Each NFT, a kind of electronic property certificate, sells for 100 to 200 euros, which, according to the latter, allows “Democratization of the Arts”. “Not everyone has $100,000, or a million, to invest. Hence the idea to create some kind of mutual fund. allows to invest in very real work, based on technology “block chain”, he told AFP. It “block chain”, or blockchains, are a kind of large digital registers that are shared among many users, without a central authority and are known to be tamper-proof. They were made famous by cryptocurrencies, which are based on this technology.
“We know what we are doing”
Artessere started last year and offers works by representatives of nonconformist Soviet art, such as Oleg Tselkov (1934-2021) and Shimon Okshteyn (1951-2020). According to Anaida Schneider, Artessere plans to keep the painting for a maximum of ten years before reselling it on the market. The added value will then be shared between the owners of the NFT painting.

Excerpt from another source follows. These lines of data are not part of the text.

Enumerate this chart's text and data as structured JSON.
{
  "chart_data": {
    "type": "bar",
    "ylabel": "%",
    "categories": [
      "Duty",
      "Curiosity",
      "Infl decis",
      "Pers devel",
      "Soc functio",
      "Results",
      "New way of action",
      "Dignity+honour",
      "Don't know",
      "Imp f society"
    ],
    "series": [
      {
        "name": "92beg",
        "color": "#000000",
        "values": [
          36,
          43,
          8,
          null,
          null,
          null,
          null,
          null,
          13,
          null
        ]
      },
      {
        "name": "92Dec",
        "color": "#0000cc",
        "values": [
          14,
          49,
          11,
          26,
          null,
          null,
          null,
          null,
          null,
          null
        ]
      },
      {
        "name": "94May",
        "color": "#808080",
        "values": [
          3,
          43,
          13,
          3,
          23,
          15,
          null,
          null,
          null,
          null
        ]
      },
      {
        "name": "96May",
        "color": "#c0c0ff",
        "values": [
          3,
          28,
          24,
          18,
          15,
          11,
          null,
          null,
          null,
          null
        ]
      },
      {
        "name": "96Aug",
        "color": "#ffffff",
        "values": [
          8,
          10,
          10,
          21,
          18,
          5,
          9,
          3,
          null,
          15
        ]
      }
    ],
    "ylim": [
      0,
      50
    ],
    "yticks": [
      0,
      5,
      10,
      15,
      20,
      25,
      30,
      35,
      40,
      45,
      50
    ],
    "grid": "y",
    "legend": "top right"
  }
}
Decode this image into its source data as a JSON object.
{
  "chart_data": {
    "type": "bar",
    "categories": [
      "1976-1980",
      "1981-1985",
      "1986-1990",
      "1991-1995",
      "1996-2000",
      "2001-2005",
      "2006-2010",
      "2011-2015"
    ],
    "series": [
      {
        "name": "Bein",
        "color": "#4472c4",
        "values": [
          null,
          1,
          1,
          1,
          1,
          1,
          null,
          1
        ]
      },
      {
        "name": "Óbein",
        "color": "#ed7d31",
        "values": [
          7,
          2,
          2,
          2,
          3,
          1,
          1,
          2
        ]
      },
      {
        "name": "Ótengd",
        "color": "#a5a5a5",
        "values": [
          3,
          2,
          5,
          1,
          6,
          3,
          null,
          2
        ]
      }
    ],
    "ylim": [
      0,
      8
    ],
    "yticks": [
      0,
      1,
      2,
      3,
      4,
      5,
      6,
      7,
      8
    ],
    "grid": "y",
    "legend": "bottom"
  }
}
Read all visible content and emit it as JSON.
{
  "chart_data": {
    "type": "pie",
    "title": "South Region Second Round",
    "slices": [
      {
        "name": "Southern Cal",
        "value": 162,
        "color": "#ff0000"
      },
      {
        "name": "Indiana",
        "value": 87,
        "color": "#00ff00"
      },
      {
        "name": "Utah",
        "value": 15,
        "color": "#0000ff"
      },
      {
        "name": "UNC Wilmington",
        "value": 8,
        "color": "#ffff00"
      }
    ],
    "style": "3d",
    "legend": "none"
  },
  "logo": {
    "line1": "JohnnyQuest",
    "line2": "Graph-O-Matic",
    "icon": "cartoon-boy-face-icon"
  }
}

But what happens if the work loses its value, or if it is destroyed? “We are insured”, said Schneider. As for the possible loss of value, “We didn’t think that would happen. We are experts. We know what we’re doing.” he says. The former banker denies that his goals are purely speculative, and ensures that his project fully respects the law on “block chain”, adopted by Liechtenstein in 2019.
The kingdom and tax haven was one of the first countries in the world to approve special laws to regulate activities based on this technology. According to a first-quarter survey by the Art+Tech Report website of more than 300 collectors, around 21% of them started buying NFTs which represent a small part of a work of art.
NFTs in the arts represent a cumulative value of about $2.8 billion by 2021, according to a report by French company NonFungible. However, the obscurity that still surrounds the rights attached to the NFT in relation to a work of art prevents public museums from exploiting the vein. In Italy, where the artistic heritage is huge, the Ministry of Culture has stated that it is suspending its project to create art-related NFTs, due to a lack of legal certainty.
Leonardo da Vinci digital digital
One company, Cinello, has signed a contract with an Italian museum to sell digital reproductions of their art treasures. But related NFTs are just options offered to buyers, Cinello underlined, wanting to stand out from the excitement around “non-exchangeable token”. Cinello sells a high-definition digital reproduction of the work, which is stored in an electronic box provided to the purchaser. The case connects to a masterpiece-sized display, surrounded by a handcrafted frame that reproduces the original frame.
Digital reproductions are protected by a coding system, and are provided with a certificate of authenticity which can, if necessary and if the purchaser requests it, be provided with an NFT. Cinello points out that he has digitized 200 works, including those of famous masters such as Leonardo da Vinci, and claims that his reproductions have earned 296,000 euros in revenue to an Italian partner museum.
In general, Cinello’s founder, computer engineer Francesco Losi, is still skeptical about the potential of NFT in the arts. “I’m not saying NFT will go away,” he told AFP, but many “wrong use”.